A 10-person cross-functional team that included the Fraser and Freedman began to meet twice monthly to review the company’s core processes. The team identified six key activities, including supply-chain planning and product development, and divided them into discrete steps. They also determined which staffers should be involved in each step and agreed on critical deadlines.
One activity the team scrutinized was the annual customer business planning process. Historically, the company had devised a business-development plan each year that outlined goals to reach with each of Method’s customers. While the sales staff was involved, “there were always a lot of top-down, last-minute changes that were made,” says Freedman. To smooth the process, the team began by defining the key elements of a customer business plan, agreeing that it had to include a set of strategic goals, a marketing plan, and a financial plan. Then they turned to the sales department and asked what was missing.

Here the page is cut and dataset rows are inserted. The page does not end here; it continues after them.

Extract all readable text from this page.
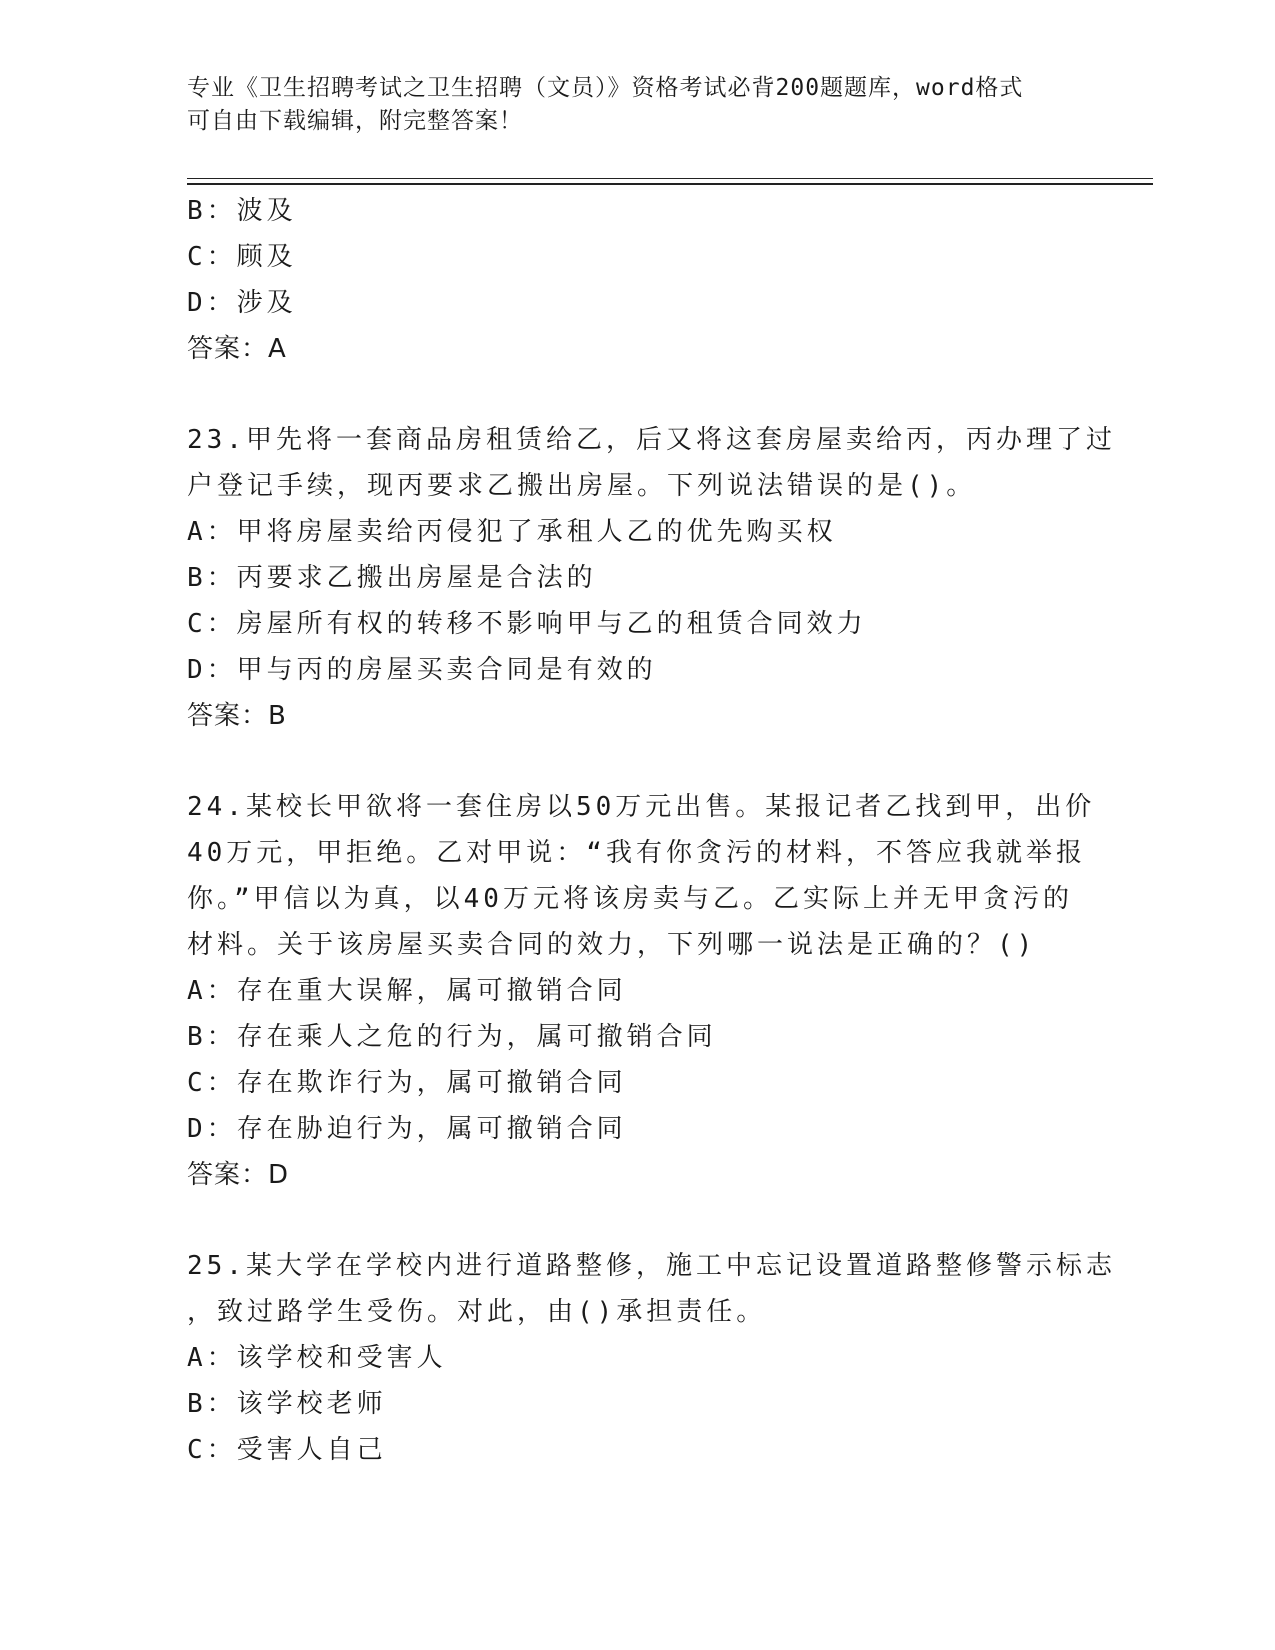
专业《卫生招聘考试之卫生招聘（文员）》资格考试必背200题题库，word格式
可自由下载编辑，附完整答案！
B：波及
C：顾及
D：涉及
答案：A
23.甲先将一套商品房租赁给乙，后又将这套房屋卖给丙，丙办理了过
户登记手续，现丙要求乙搬出房屋。下列说法错误的是()。
A：甲将房屋卖给丙侵犯了承租人乙的优先购买权
B：丙要求乙搬出房屋是合法的
C：房屋所有权的转移不影响甲与乙的租赁合同效力
D：甲与丙的房屋买卖合同是有效的
答案：B
24.某校长甲欲将一套住房以50万元出售。某报记者乙找到甲，出价
40万元，甲拒绝。乙对甲说：“我有你贪污的材料，不答应我就举报
你。”甲信以为真，以40万元将该房卖与乙。乙实际上并无甲贪污的
材料。关于该房屋买卖合同的效力，下列哪一说法是正确的？()
A：存在重大误解，属可撤销合同
B：存在乘人之危的行为，属可撤销合同
C：存在欺诈行为，属可撤销合同
D：存在胁迫行为，属可撤销合同
答案：D
25.某大学在学校内进行道路整修，施工中忘记设置道路整修警示标志
，致过路学生受伤。对此，由()承担责任。
A：该学校和受害人
B：该学校老师
C：受害人自己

“Sales said, ‘We need all of this stuff by a certain date, and we need samples,'” says Freedman. The planning team made note of the deadlines and shared the new dates with those responsible for providing samples. “If our first-half business plan is to get into x number of new doors, we need to give sales enough lead time with the information and materials they need to do that,” says Freedman.
While those directly involved in the planning overhaul have been energized by the project, instituting more structure in a company that takes great pride in its entrepreneurial culture has proved something of a challenge. “There are a lot of creative types in every department, and we all bristle at the idea of more process and policy,” says Freedman. To boost acceptance of the new approach, all of the details about each newly defined process must fit on a single sheet of paper, including the personnel involved and the critical deadlines.
The project is already showing results as Method begins its 2011 planning. Now, staffers throughout the company share an understanding of its key processes and a language to describe them. “Planning this year has been amazing,” says Freedman. “Instead of finance trying to chase people down at the last minute to build in assumptions about things, there has been an impressive amount of information shared.”